Ce film, tourné en Islande, est réalisé par Joe Penna. Ce jeune cinéaste brésilien s’est fait connaître sur YouTube et il avait signé jusqu’ici quelques courts métrages. Lui avez-vous accordé votre confiance d’emblée, étant donné qu’Arctic est son premier long ?

Je ne connaissais strictement rien de Joe au départ ! Je l’ai écouté me raconter ce qu’il voulait faire avec ce film et il m’a convaincu. Je me suis aussi dit que si les producteurs voulaient l’embaucher pour porter à l’écran un aussi beau scénario, c’est qu’ils avaient confiance en lui et qu’ils savaient que sa vision du film pouvait coller à la mienne. Évidemment, j’ai d’abord hésité, mais le fait qu’il s’agisse d’un tout premier long métrage peut parfois être aussi un avantage. Dans un projet comme celui-là, il est extrêmement important d’établir un bon lien de confiance. On peut être en désaccord à certains moments, mais on peut toujours discuter.
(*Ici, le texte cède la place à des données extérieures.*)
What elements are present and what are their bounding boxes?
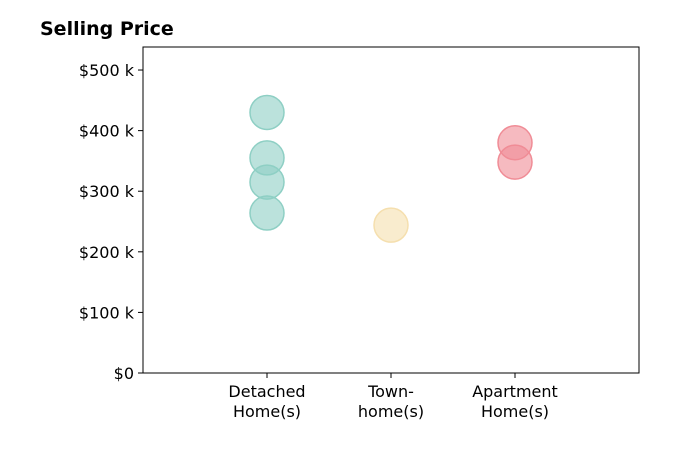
point bbox=[497, 144, 533, 180]
point bbox=[373, 207, 409, 243]
x-tick-label: Town-home(s) bbox=[358, 382, 424, 421]
x-tick-label: Detached Home(s) bbox=[228, 382, 305, 421]
y-tick-label: $300 k bbox=[79, 182, 135, 201]
point bbox=[249, 164, 285, 200]
chart-title: Selling Price bbox=[40, 18, 174, 40]
y-tick-label: $400 k bbox=[79, 122, 135, 141]
y-tick-label: $500 k bbox=[79, 61, 135, 80]
point bbox=[249, 195, 285, 231]
y-tick-label: $200 k bbox=[79, 243, 135, 262]
y-tick-label: $0 bbox=[114, 364, 134, 383]
y-tick-label: $100 k bbox=[79, 303, 135, 322]
point bbox=[249, 94, 285, 131]
x-tick-label: Apartment Home(s) bbox=[472, 382, 558, 421]
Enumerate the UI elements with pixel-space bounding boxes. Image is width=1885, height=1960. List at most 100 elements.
Entre nous, le dialogue était constant.

Pour un acteur, est-ce qu’un tournage de cette nature est plus difficile ?

Sans doute, oui. Ne serait-ce que pour les exigences physiques qu’il requiert. À l’évidence, il y a les conditions météo, très brutales. Mon personnage ne peut pas porter devant la caméra les mêmes vêtements que les gens de l’équipe technique ! Au fil du tournage, tout cela commence à peser. Il en résulte une accumulation faisant en sorte qu’on devient encore plus vulnérable sur le plan émotif. Le tournage des dernières scènes du film a été vraiment dur, car il s’est déroulé au tout dernier jour. J’étais complètement vidé, je n’avais plus aucune énergie et les émotions étaient à fleur de peau. La moindre chose peut alors nous casser. J’ai eu du mal à passer à travers !

Vous avez été révélé au cinéma il y a plus de 20 ans grâce à Pusher, un film de votre compatriote Nicolas Winding Refn. Auparavant, vous avez été gymnaste et danseur. Qu’est-ce qui vous a poussé vers l’art dramatique ?

Je me suis un jour retrouvé acrobate dans un décor de comédie musicale ! On m’a demandé si ça m’intéressait d’apprendre à jouer, et comme j’aimais ce que les collègues acteurs faisaient, j’ai décidé de m’inscrire dans une école d’art dramatique. J’ai toujours été amoureux du cinéma. Je le préférais à la scène, car le cinéma permet de jouer davantage en retenue, avec plus de subtilité. J’espère être resté le même. D’ailleurs, ma vie est toujours à Copenhague. L’expérience est sans contredit un atout, mais on ne peut pas seulement s’appuyer là-dessus. On doit garder les yeux ouverts, rester alerte, être ouvert à tout. Si j’ai le sentiment que je peux apprendre quelque chose à travers un projet, j’y vais, même si je ne sais pas tout à fait ce que c’est.

Parlant de projets, comment les choisissez-vous ?

Tout dépend. En Europe, je joue beaucoup de drames, et dans une autre partie du monde, on m’offre des films d’action et des superproductions. J’ai un penchant naturel pour les films dramatiques, mais en même temps, étant un enfant des années 60 et 70, j’ai aussi été nourri par les films de kung-fu ou d’action américains. Si on me donne la chance de faire des films de ce style de temps à autre, je la saisis avec plaisir, d’autant que ça me permet ensuite de choisir des films plus dramatiques qui disposent de moins de moyens. Mais avant tout, il faut que l’histoire m’intéresse et que celui ou celle qui réalise le film m’intéresse aussi !

Arctic (Arctique en version française) prendra l’affiche le 15 février.